If I could make life easier for my daughter, believe me, I would in a New York nanosecond!
My name is Brenda Coleman. I live in Dallas, Texas, with my husband, Peter (he's a cop) and our four children: Brent (15), Gia (13), Shaoshanna Hope (9), and Ridgely Michael (5). I am a homemaker/home school teacher. (Shao does go to a special school for children with multiple disabilities; we feel that this would be best for her.)
Our second youngest child was adopted from China when she was four. She's been with our family for the past five years and we could not be happier; however, she does have special needs that warrent medical attention from time to time. First of all, she has cerebral palsy and uses a wheelchair (she will probably never walk; the damage to her brain was too great). Second, she has seizures which cause her to have convulsions every few months. We are trying to find the right combination of medications so as to control them.

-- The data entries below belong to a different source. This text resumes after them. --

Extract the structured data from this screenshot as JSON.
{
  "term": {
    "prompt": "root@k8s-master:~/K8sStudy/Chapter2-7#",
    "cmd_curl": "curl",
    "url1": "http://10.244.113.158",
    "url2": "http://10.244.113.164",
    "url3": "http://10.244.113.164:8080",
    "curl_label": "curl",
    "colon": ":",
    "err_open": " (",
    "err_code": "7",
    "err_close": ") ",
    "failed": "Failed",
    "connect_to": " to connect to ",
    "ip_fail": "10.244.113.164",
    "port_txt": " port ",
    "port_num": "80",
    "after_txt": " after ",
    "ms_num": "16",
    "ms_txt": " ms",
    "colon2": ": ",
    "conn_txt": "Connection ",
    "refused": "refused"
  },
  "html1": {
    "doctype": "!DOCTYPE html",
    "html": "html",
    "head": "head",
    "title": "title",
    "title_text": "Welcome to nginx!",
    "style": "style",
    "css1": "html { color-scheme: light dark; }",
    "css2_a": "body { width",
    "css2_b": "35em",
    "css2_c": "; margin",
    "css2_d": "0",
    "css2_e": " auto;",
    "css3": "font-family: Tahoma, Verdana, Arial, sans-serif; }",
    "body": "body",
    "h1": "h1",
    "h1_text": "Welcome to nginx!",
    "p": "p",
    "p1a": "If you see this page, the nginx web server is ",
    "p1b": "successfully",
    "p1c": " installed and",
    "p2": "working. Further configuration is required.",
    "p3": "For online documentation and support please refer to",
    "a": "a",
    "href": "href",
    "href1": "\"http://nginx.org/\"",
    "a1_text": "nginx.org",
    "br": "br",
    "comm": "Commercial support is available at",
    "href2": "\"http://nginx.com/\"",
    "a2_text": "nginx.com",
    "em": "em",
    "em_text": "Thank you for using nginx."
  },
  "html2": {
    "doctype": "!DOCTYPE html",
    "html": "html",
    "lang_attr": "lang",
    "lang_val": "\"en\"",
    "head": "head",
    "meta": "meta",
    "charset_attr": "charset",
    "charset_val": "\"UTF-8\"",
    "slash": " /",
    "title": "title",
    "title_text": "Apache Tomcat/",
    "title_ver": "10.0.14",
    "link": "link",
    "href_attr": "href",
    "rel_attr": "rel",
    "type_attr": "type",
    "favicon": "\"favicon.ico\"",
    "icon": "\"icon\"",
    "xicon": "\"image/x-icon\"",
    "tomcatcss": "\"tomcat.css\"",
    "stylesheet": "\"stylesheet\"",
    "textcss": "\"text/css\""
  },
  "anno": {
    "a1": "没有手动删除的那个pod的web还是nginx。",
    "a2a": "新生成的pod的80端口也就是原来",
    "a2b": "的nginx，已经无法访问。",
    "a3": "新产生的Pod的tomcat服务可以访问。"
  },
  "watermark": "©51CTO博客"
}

It is very frustrating, to say the least.
In addition, Shao has vision impairments. She is blind. Because of this, Shao seems a lot younger than she actually is. At the age of nine, she is jut learning how to read via special computer software and voice technology (word-books that tell her the story, so she can hear the words being said, sine she can't see them visually). She is learning Braille and will soon go to a special school to learn how to get around and how to work with a guide dog (or in her case, an assistance dog, who will act as her arms and legs, as well as her eyes)..
Shao is in the second grade, where she is in a class for children with multiple special needs/disabilities; there, teachers and aides can work one-on-one with the children, to help them reach their fullest potential. We are hopeful that Shao will learn to write and read in her own special way. Shao seems to be a very smart little girl, but her physical handicaps prevent her from being able to learn as other children do.
We don't know if she will ever walk; right now her neurologists don't think she will. That is okay. We will do everything possible to give her a good life and let her know that being in a wheelchair (or having different disabilities) isn't necessarily a bad thing (and it ishouldn't be).
Shao loves to listen to the radio (music is something she adores: country, pop, rock, rap, gospel, Cajun: you name it and she loves it!) and to snuggle with her rabbit, "Boobah" (don't ask where she got that name). She loves to be held or cuddled or to play with her brothers and sister and to feel the sunshine or wind or rain on her face. She loves being outside.
Well, it is time for us to give Shao her medications for the evening; we will then put her to bed as she has school tomorrow (as do Gia, Ridgely, and Brent). While Shao goes to special school, I teach the other three children here at home. Shao has too many special needs for me to be able to teach her effectively, so this is why she goes to school outside our home.
I will write in here again another time; somehow I feel that this isn't the last you wlll hear about Shao or our family in general. Take care and may God bless you; I hope you enjoyed reading about our little family!